After tossing the ADA claim aside, the court considered the problems Schneider could have faced had Hoefner stayed on as an employee. The court painted a hypothetical picture in which 2 percent of the population is diagnosed with a fainting disorder. For a company of Schneider's size, 2 percent would represent 260 employees. The chance of one of those drivers hurting themselves or others was enough of a risk, the court ruled, to support the company's adoption of a "zero tolerance" policy.
"Posner says, and rightly so, that companies are entitled to determine how much risk they want," says Elena Baca, chair of Paul, Hastings, Janofsky & Walker's Los Angeles office. "And he looks beyond the decision and acknowledges the repercussions that could arise."
The court supported its decision with the 2002 case Chevron U.S.A. Inc. v.
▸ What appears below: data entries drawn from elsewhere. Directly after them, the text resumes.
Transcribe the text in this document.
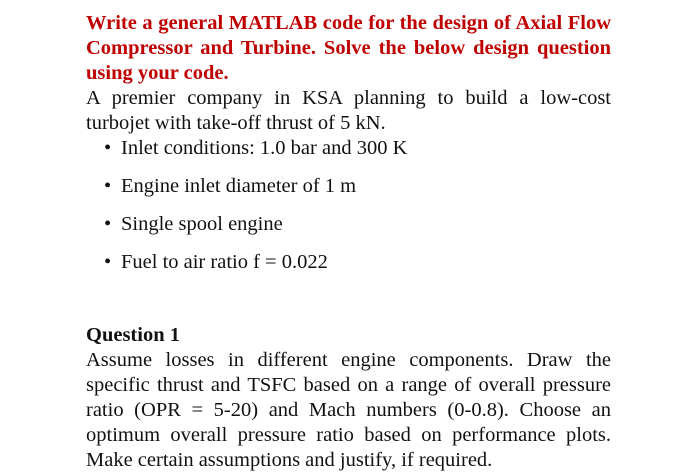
Write a general MATLAB code for the design of Axial Flow Compressor and Turbine. Solve the below design question using your code.

A premier company in KSA planning to build a low-cost turbojet with take-off thrust of 5 kN.

• Inlet conditions: 1.0 bar and 300 K
• Engine inlet diameter of 1 m
• Single spool engine
• Fuel to air ratio f = 0.022

Question 1

Assume losses in different engine components. Draw the specific thrust and TSFC based on a range of overall pressure ratio (OPR = 5-20) and Mach numbers (0-0.8). Choose an optimum overall pressure ratio based on performance plots. Make certain assumptions and justify, if required.
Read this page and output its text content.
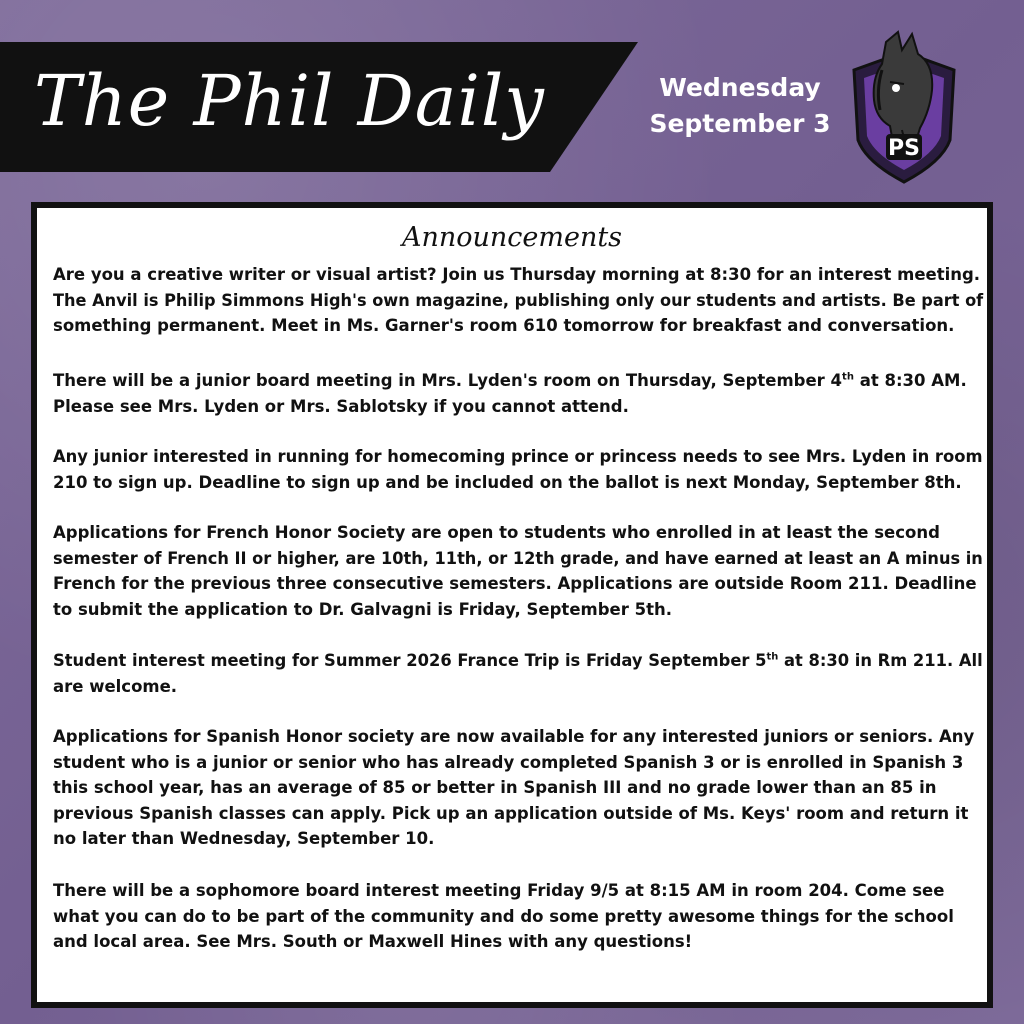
The Phil Daily	Wednesday
September 3
PS
Announcements
Are you a creative writer or visual artist? Join us Thursday morning at 8:30 for an interest meeting.
The Anvil is Philip Simmons High's own magazine, publishing only our students and artists. Be part of
something permanent. Meet in Ms. Garner's room 610 tomorrow for breakfast and conversation.
There will be a junior board meeting in Mrs. Lyden's room on Thursday, September 4th at 8:30 AM.
Please see Mrs. Lyden or Mrs. Sablotsky if you cannot attend.
Any junior interested in running for homecoming prince or princess needs to see Mrs. Lyden in room
210 to sign up. Deadline to sign up and be included on the ballot is next Monday, September 8th.
Applications for French Honor Society are open to students who enrolled in at least the second
semester of French II or higher, are 10th, 11th, or 12th grade, and have earned at least an A minus in
French for the previous three consecutive semesters. Applications are outside Room 211. Deadline
to submit the application to Dr. Galvagni is Friday, September 5th.
Student interest meeting for Summer 2026 France Trip is Friday September 5th at 8:30 in Rm 211. All
are welcome.
Applications for Spanish Honor society are now available for any interested juniors or seniors. Any
student who is a junior or senior who has already completed Spanish 3 or is enrolled in Spanish 3
this school year, has an average of 85 or better in Spanish III and no grade lower than an 85 in
previous Spanish classes can apply. Pick up an application outside of Ms. Keys' room and return it
no later than Wednesday, September 10.
There will be a sophomore board interest meeting Friday 9/5 at 8:15 AM in room 204. Come see
what you can do to be part of the community and do some pretty awesome things for the school
and local area. See Mrs. South or Maxwell Hines with any questions!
Echazabal, in which the Supreme Court found that Chevron did not violate the ADA when it fired a man with liver damage because his continued employment could further compromise his health.
"The fact that another employer and, as in all such cases, the worker himself are willing to assume a risk does not compel the worker's current employer to do likewise," Posner wrote in Schneider.
In addition, Posner considered the costly backlash the company could have faced had the company kept Hoefner as an employee. If he were to get in a crash, Posner says, a plaintiff's attorney could easily waive the Kupsky accident before a jury, something the company has a right to avoid. Posner ends his discussion of risk with the sage advice: "But once burned, twice shy."
While the ruling is good news for employers in the 7th Circuit, employers in other parts of the country shouldn't expect other circuits to adopt its reasoning.
"Schneider makes eminent sense if you have the ability to rely on Schneider, but I would not, for example, in California be able to rely on Schneider because the California statutes are much more restrictive," Baca says.
In fact, the 9th Circuit recently reached the opposite result in a case similar to Schneider. In Bates v. UPS, thousands of plaintiffs said UPS systematically discriminated against deaf employees by refusing to consider them for driving positions on the basis of their disability. The 9th Circuit found that UPS violated the ADA.
In addition, the strong facts in the Schneider case may make the ruling's future application somewhat narrow, even in the 7th Circuit. Most experts say that courts will only apply Schneider's logic to similarly strong cases where an employee with a disability presents a serious, plainly apparent risk.
Although it's unclear whether the ruling will dramatically reshape hiring practices down the line, it does show how a company's steadfastness in setting a standard and applying it to everyone who walks in the door can reduce legal risk.
"It's a lesson to be learned in not giving up your right to set standards based on physical or mental problems that employees may come in with," Bowden says.